While Safe Browsing does not observe traffic at the network level, it affords good visibility at the HTTP protocol level. As such our infrastructure picked up this attack, too. Using Safe Browsing data, we can provide a more complete timeline of the attack and shed light on what injections occurred when.
For this blog post, we analyzed data from March 1st to April 15th 2015. Safe Browsing first noticed injected content against baidu.com domains on March 3rd, 2015. The last time we observed injections during our measurement period was on April 7th, 2015. This is visible in the graph below, which plots the number of injections over time as a percentage of all injections observed:
We noticed that the attack was carried out in multiple phases. The first phase appeared to be a testing stage and was conducted from March 3rd to March 6th. The initial test target was 18.104.22.168:56789 and the number of requests was artificially limited. From March 4rd to March 6th, the request limitations were removed.
The next phase was conducted between March 10th and 13th and targeted the following IP address at first: 22.214.171.124. Passive DNS places hosts under the sinajs.cn domain at this IP address. On March 13th, the attack was extended to include d1gztyvw1gvkdq.cloudfront.net. At first, requests were made over HTTP and then upgraded to to use HTTPS. On March 14th, the attack started for real and targeted d3rkfw22xppori.cloudfront.net both via HTTP as well as HTTPS. Attacks against this specific host were carried out until March 17th.
<meta name=”referrer” content=”never”/>
<iframe src=”http://pan.baidu.com/s/1i3[…]?t=Zmh4cXpXJApHIDFMcjZa” style=”position:absolute; left:0; top:0; height:100%; width:100%; border:0px;” scrolling=”yes”></iframe>
In this technique, the web browser fetches the same HTML page twice but due to the presence of the query parameter t, no injection happens on the second request.
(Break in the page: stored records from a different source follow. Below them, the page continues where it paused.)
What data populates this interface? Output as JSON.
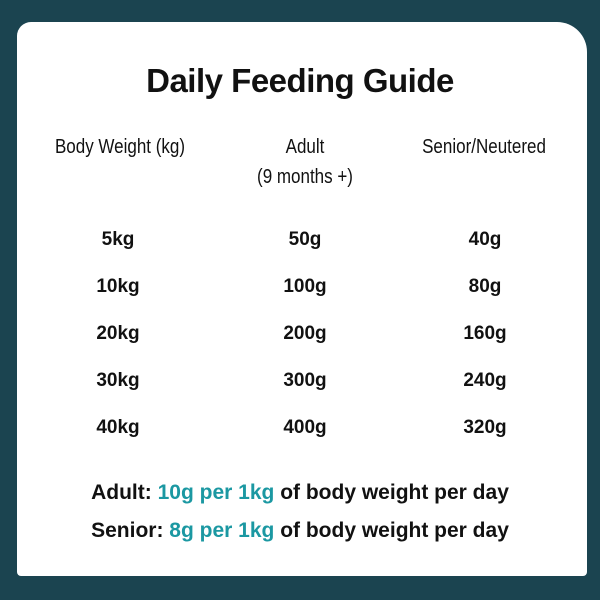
{
  "title": "Daily Feeding Guide",
  "headers": {
    "weight": "Body Weight (kg)",
    "adult": "Adult",
    "adult_sub": "(9 months +)",
    "senior": "Senior/Neutered"
  },
  "rows": [
    {
      "weight": "5kg",
      "adult": "50g",
      "senior": "40g"
    },
    {
      "weight": "10kg",
      "adult": "100g",
      "senior": "80g"
    },
    {
      "weight": "20kg",
      "adult": "200g",
      "senior": "160g"
    },
    {
      "weight": "30kg",
      "adult": "300g",
      "senior": "240g"
    },
    {
      "weight": "40kg",
      "adult": "400g",
      "senior": "320g"
    }
  ],
  "notes": [
    {
      "label": "Adult:",
      "rate": "10g per 1kg",
      "rest": "of body weight per day"
    },
    {
      "label": "Senior:",
      "rate": "8g per 1kg",
      "rest": "of body weight per day"
    }
  ],
  "colors": {
    "background": "#1b4450",
    "card": "#ffffff",
    "accent": "#1b98a2"
  }
}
The attacked domains also changed and now consisted of: dyzem5oho3umy.cloudfront.net, d25wg9b8djob8m.cloudfront.net and d28d0hakfq6b4n.cloudfront.net. About 10 hours after this new phase started, we see 302 redirects to a different domain served from the targeted servers.
The attack against the cloudfront hosts stops on March 25th. Instead, resources hosted on github.com were now under attack. The first new target was github.com/greatfire/wiki/wiki/nyt/ and was quickly followed by github.com/greatfire/ as well as github.com/greatfire/wiki/wiki/dw/.
Our systems saw injected content on the following eight baidu.com domains and corresponding IP addresses:
- cbjs.baidu.com (126.96.36.199)
- eclick.baidu.com (188.8.131.52)
- hm.baidu.com (184.108.40.206)
- pos.baidu.com (220.127.116.11)
- cpro.baidu.com (18.104.22.168)
- bdimg.share.baidu.com (22.214.171.124)
- pan.baidu.com (126.96.36.199)
- wapbaike.baidu.com (188.8.131.52)
We hope this report helps to round out the overall facts known about this attack. It also demonstrates that collectively there is a lot of visibility into what happens on the web. At the HTTP level seen by Safe Browsing, we cannot confidently attribute this attack to anyone. However, it makes it clear that hiding such attacks from detailed analysis after the fact is difficult.